Namun banyak umat Islam yang ikut-ikutan merayakan April Mop ini tidak mengetahui, bahwa April Mop, atau The April’s Fool Day, berawal dari satu episode sejarah Muslim Spanyol di tahun 1487 M, atau bertepatan dengan 892 H.
Saat itu terjadi pembantaian ribuan umat Islam di Granada Spanyol di depan pelabuhan. Dengan tipuan akan diberangkatkan ke keluar Andalusia dengan kapal-kapal yang disediakan oleh Ratu Isabella, Muslim Andalusia malah dikonsentrasikan dan dengan mudah dibantai habis dalam waktu sangat singkat oleh ratusan pasukan salib yang mengelilingi dari segala penjuru.
Dengan satu teriakan dari pemimpinnya, ribuan tentara salib segera membantai umat Islam Spanyol tanpa rasa belas kasihan. Mereka kebanyakan terdiri atas para perempuan dengan anak-anaknya yang masih kecil-kecil. Jerit tangis dan takbir membahana. Seluruh Muslim Spanyol di pelabuhan itu habis dibunuh dengan kejam. Darah menggenang di mana-mana. Laut yang biru telah berubah menjadi merah kehitam-hitaman.
Bagi umat kristiani, April Mop merupakan hari kemenangan atas dibunuhnya ribuan umat Islam Spanyol oleh tentara salib lewat cara-cara penipuan. Sebab itulah, mereka merayakan April Mop dengan cara melegalkan penipuan dan kebohongan walau dibungkus dengan dalih sekadar hiburan atau keisengan belaka.
Itulah akhir dari kejayaan Islam di Andalusia. Sebuah peradaban Islam yang dimulai dari perjuangan Tariq Bin Ziyad pada tahun 711 M dan berakhir pada 1487 M. Selama tujuh abad lebih peradaban ini telah menyumbangkan kepada dunia, kemajuan dalam berbagai ilmu pengetahuan, kebudayaan serta aspek-aspek ke-islaman, Andalusia kala itu boleh dikatakan sebagai pusat kebudayaan Islam dan Ilmu Pengetahuan yang tiada tandingannya setelah Konstantinopel dan Bagdad.

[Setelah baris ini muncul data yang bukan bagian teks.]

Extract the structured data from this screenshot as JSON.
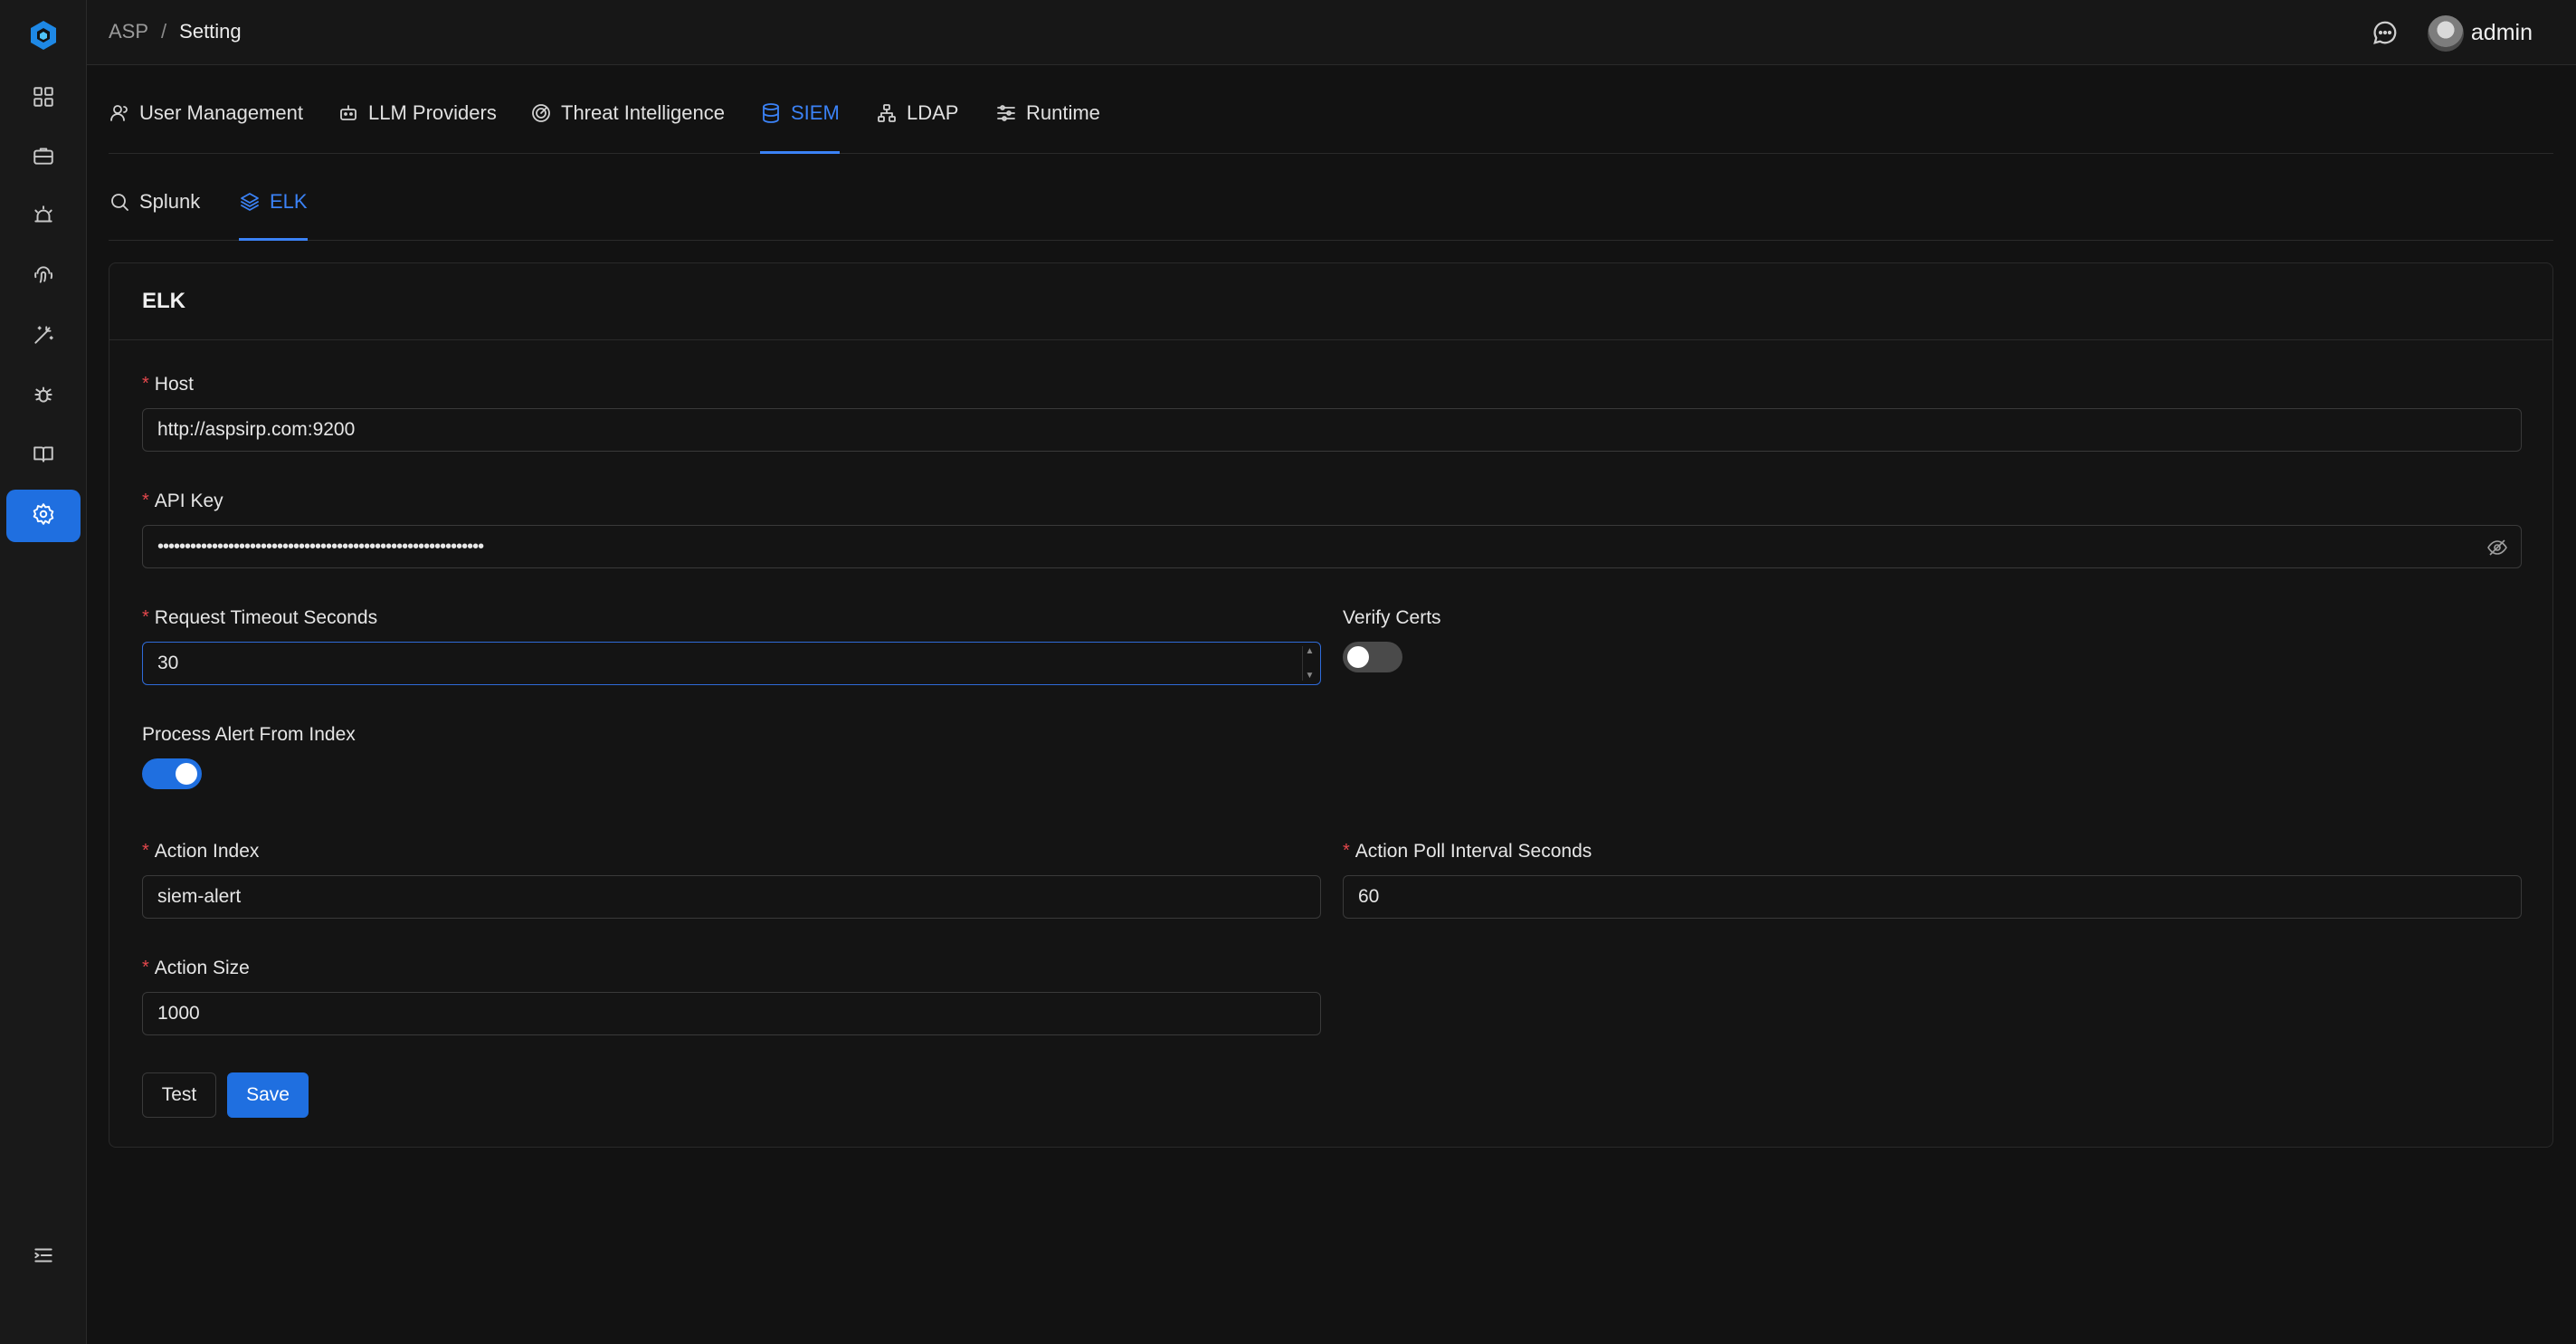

Balasan Barat Terhadap Muslim Andalusia
Namun ada sebuah kisah yang sangat memilukan. Pada 2 Januari 1492, kardinal Devider memasang salib di atas Istana Hamra; istana kerajaan Nashiriyah di Spanyol. Tujuannya sebagai bentuk proklamasi atas berakhirnya pemerintahan Islam di Spanyol.
Kaum Muslimin dilarang menganut Islam, dan dipaksa untuk murtad. Begitu juga mereka tidak boleh menggunakan bahasa Arab, siapa yang menentang perintah itu akan dibakar hidup hidup setelah disiksa dengan berbagai cara. Gereja di masa pemerintahan monarki Raja Ferdianand dan Isabella membuat Dewan Mahkamah Luar Biasa atau yang dikenal dengan Lembaga Inkuisi sebuah lembaga peradilan yang bertugas untuk menghabisi siapa saja orang-orang di luar Katholik. Lembaga ini kemudian bermetamorfosa menjadi Opus Dei.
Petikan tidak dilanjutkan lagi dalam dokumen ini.